Così il gruppo di opposizione consiliare “Salesi”, capeggiato da Domenico Cartolano, interviene sul problema randagismo a Sala Consilina. “La presenza di branchi così numerosi, in centro come nelle periferie, crea paura e timori nei cittadini e, nelle situazioni più eclatanti, porta ad ignobili azioni di cui gli stessi poveri randagi, già abbandonati al proprio destino e alla strada, diventano vittime – affermano – . Senza considerare i costi che gravano sulle casse comunali e sui cittadini: circa ottantamila euro annui destinati a strutture di altre province campane per avere cosa? Le strade sono sempre più frequentate da amici a quattro zampe, le cucciolate abbandonate non si contano più, e anche le aggressioni tra gli stessi animali continuano“.

Per la minoranza consiliare di Sala Consilina “c’è bisogno di importanti politiche di prevenzione, di sterilizzazioni, di microchippature, di azioni che diano respiro al territorio! C’è bisogno anche di un grande senso civico da parte dei cittadini che continuano ad abbandonare cuccioli in modo indiscriminato“.

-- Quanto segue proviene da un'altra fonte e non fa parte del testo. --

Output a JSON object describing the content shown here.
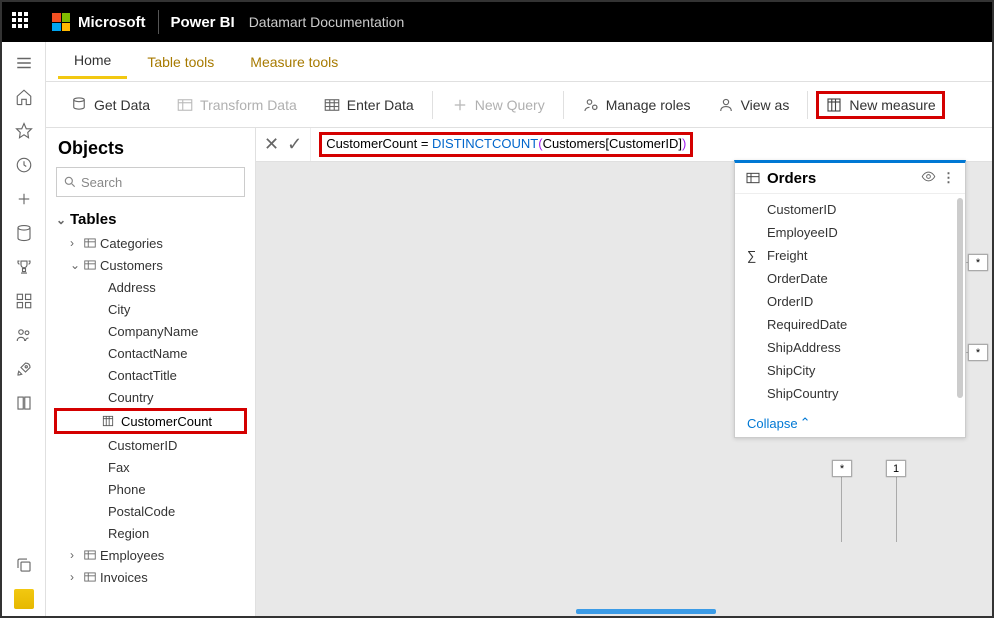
{
  "topbar": {
    "brand": "Microsoft",
    "app": "Power BI",
    "subtitle": "Datamart Documentation"
  },
  "tabs": {
    "home": "Home",
    "table_tools": "Table tools",
    "measure_tools": "Measure tools"
  },
  "toolbar": {
    "get_data": "Get Data",
    "transform": "Transform Data",
    "enter_data": "Enter Data",
    "new_query": "New Query",
    "manage_roles": "Manage roles",
    "view_as": "View as",
    "new_measure": "New measure"
  },
  "formula": {
    "prefix": "CustomerCount = ",
    "func": "DISTINCTCOUNT",
    "open": "(",
    "arg": "Customers[CustomerID]",
    "close": ")"
  },
  "sidebar": {
    "title": "Objects",
    "search": "Search",
    "section": "Tables",
    "tables": {
      "categories": "Categories",
      "customers": "Customers",
      "employees": "Employees",
      "invoices": "Invoices"
    },
    "customer_fields": {
      "address": "Address",
      "city": "City",
      "company": "CompanyName",
      "contact_name": "ContactName",
      "contact_title": "ContactTitle",
      "country": "Country",
      "customer_count": "CustomerCount",
      "customer_id": "CustomerID",
      "fax": "Fax",
      "phone": "Phone",
      "postal": "PostalCode",
      "region": "Region"
    }
  },
  "orders_card": {
    "title": "Orders",
    "collapse": "Collapse",
    "fields": {
      "customer_id": "CustomerID",
      "employee_id": "EmployeeID",
      "freight": "Freight",
      "order_date": "OrderDate",
      "order_id": "OrderID",
      "required_date": "RequiredDate",
      "ship_address": "ShipAddress",
      "ship_city": "ShipCity",
      "ship_country": "ShipCountry"
    }
  },
  "markers": {
    "star1": "*",
    "star2": "*",
    "star3": "*",
    "one": "1"
  }
}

Il gruppo Salesi è riuscito qualche mese fa a far approvare dal Consiglio comunale il Regolamento per il benessere e la tutela degli animali.Cosa di cui andiamo estremamente fieri – sostengono – perché ha rappresentato un punto di partenza importante per una presa di coscienza della corretta gestione degli animali presenti sul territorio comunale. Ma per portare avanti tutto ciò, c’è bisogno del canile comprensoriale e che diventi riferimento per tutte le attività da svolgere in loco! La speranza ce l’avevano data il 4 aprile 2019 con una inaugurazione farlocca pre elettorale! Con ripetuti proclami su imminenti aperture dei cancelli! Ma anche un’orca marina ormai, dopo 17 mesi, sarebbe al termine del suo periodo di gestazione. E a questo punto non resta che augurarsi che anche il canile comprensoriale valdianese abbia i tempi del grande mammifero marino e sia agli sgoccioli!“.